A Biblical Clay Cuneiform Merchant's Tag, El'lasar, ca. 2000 BCE


This merchant tag was excavated at Larsa, an important city of ancient Sumer.  It is believed to be the biblical city of El'Lasar mentioned in Genesis 14:1 and 14:9 whose king, Arioch, was one of four who invaded Canaan during the time of Abraham. 

Made from fine, local clay, it was secured to a cord wound around merchandise and then inscribed.  A hole, running the length of the tag through which the cord passed, is all that remains.   Finger impressions from the person who shaped it over 4000 years ago can still be found.

Dimensions: Length: 1 1/2 inches  (3.8 cm), Width: 3/4 inch (1.9 cm)

Condition: Some encrustation and surface erosion, otherwise intact.

Provenance:  Collection of Edger J. Banks, acquired by Mr. and Mrs.

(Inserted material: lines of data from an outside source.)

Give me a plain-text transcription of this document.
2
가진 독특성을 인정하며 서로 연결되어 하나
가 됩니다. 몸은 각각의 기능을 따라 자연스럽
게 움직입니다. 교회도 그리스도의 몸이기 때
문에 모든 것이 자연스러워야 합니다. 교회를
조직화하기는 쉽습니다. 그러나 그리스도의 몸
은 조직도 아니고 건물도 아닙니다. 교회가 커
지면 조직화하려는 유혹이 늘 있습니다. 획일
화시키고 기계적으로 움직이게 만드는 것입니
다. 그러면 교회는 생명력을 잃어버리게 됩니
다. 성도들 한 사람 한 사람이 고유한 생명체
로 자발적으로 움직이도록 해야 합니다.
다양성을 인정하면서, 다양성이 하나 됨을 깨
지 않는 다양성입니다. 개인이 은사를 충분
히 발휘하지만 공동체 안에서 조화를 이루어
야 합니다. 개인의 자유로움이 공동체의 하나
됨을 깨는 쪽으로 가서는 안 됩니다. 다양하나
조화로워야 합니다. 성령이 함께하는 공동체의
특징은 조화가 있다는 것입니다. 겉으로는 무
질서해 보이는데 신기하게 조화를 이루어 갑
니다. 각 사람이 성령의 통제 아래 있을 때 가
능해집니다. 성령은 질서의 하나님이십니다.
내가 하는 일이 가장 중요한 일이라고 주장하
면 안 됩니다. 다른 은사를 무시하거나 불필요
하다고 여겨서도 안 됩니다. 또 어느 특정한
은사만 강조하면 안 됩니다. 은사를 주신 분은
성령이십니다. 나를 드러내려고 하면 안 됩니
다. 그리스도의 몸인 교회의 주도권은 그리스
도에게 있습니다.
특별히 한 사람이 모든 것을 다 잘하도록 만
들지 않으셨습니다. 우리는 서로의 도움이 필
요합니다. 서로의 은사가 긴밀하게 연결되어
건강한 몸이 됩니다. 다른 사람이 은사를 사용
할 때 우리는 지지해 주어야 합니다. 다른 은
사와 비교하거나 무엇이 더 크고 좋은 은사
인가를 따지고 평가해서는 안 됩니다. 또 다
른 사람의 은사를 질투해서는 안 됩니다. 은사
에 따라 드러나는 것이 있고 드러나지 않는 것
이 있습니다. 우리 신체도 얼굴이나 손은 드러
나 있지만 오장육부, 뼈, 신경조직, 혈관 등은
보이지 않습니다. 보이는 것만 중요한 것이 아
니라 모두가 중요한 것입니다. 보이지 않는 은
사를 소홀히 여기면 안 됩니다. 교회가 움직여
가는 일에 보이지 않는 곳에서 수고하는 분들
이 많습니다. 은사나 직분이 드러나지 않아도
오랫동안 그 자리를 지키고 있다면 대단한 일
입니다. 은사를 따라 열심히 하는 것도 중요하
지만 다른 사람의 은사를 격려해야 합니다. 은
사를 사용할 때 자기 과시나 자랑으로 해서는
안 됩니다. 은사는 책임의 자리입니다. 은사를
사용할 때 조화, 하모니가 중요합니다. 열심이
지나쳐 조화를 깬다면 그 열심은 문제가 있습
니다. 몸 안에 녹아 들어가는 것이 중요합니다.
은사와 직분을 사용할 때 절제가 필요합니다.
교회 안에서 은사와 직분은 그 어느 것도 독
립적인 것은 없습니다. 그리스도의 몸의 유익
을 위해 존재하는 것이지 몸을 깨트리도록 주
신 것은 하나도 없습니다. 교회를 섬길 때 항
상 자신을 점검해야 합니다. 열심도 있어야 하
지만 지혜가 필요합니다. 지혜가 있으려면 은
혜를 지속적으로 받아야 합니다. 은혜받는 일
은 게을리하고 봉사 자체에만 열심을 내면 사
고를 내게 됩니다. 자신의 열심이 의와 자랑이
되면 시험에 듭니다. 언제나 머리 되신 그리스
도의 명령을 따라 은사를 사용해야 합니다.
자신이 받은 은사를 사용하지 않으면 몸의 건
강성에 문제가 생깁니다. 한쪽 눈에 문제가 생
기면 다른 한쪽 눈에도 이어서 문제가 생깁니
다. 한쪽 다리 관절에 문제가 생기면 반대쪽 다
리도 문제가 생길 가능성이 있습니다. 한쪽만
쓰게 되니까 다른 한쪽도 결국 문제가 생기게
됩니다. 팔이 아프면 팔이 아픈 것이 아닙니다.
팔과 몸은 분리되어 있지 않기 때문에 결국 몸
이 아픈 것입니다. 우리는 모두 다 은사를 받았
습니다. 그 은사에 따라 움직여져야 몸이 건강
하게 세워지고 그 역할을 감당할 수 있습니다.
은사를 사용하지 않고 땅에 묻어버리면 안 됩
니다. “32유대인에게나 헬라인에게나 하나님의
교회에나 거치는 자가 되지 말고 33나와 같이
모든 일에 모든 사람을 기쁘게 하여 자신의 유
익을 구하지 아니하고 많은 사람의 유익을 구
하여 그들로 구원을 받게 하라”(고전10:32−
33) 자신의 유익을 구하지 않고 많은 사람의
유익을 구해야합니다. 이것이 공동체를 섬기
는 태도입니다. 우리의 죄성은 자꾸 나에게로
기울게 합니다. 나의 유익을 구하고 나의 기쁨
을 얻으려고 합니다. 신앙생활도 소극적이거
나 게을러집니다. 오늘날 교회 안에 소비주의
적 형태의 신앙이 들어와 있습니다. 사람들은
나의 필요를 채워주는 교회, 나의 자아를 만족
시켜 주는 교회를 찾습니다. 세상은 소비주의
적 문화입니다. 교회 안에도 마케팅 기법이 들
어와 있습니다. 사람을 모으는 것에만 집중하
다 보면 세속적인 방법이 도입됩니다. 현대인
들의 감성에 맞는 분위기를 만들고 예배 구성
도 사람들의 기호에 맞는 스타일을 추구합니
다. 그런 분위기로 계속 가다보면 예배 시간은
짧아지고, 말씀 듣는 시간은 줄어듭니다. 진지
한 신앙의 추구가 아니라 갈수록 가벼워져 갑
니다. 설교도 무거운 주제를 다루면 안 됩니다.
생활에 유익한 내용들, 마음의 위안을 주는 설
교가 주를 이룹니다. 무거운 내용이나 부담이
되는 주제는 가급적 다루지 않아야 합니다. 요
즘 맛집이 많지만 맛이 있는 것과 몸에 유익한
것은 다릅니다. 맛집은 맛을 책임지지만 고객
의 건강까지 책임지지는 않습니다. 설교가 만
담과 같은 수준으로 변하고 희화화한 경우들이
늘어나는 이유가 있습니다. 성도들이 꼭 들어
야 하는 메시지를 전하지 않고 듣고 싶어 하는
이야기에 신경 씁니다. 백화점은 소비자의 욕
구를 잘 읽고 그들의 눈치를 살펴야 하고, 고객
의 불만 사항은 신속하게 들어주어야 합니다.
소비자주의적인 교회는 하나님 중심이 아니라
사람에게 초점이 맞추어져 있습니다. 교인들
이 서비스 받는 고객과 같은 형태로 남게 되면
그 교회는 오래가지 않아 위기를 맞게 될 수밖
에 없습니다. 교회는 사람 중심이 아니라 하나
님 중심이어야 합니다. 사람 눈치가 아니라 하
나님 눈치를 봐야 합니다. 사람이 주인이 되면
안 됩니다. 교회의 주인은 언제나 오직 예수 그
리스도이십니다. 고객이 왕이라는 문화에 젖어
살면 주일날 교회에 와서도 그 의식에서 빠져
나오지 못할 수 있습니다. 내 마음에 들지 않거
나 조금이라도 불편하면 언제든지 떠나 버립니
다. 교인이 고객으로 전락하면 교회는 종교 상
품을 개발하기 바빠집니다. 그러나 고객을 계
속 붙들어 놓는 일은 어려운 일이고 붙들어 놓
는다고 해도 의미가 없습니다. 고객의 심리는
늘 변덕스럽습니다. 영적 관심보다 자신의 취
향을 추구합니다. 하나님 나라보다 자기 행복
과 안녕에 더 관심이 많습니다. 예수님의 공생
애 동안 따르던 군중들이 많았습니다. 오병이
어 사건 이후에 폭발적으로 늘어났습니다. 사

John E. Snyder in 1925.  Donated to the Hershey Public Library and deaccessioned in 2018.  This object is accompanied by a copy of the sales receipt and translations from Edgar J. Banks, dated June 2, 1925.

Edgar J. Banks was born May 23, 1866, in Sunderland, Massachusetts. He began his career as an American consul in Bagdad, Turkey, in 1897; served as acting professor of ancient history at Robert College in Constantinople in 1902/3, and as a private secretary to the American Minister to Turkey in 1903. In 1903 he served as field director of an expedition excavating the Babylonian ruin at Bismya for the University of Chicago. This work continued into 1906, after which he began lecturing on Babylonia, Arabia, and Turkey. In 1909 he took a position as professor of Oriental languages and archaeology at Toledo University. From 1921 until 1922, he served as director to Sacred Films, Inc., and as president of the Seminole Film Company. Mr. Banks died on May 5, 1945.

John E. Snyder was General Counsel for Milton S. Hershey in the 1980s. They were prepared for exhibits of the tablets, some by the Hershey Public Library during the early 1990s and some by the owners themselves, Mr. and Mrs. John E. Snyder, who later donated them to the Library.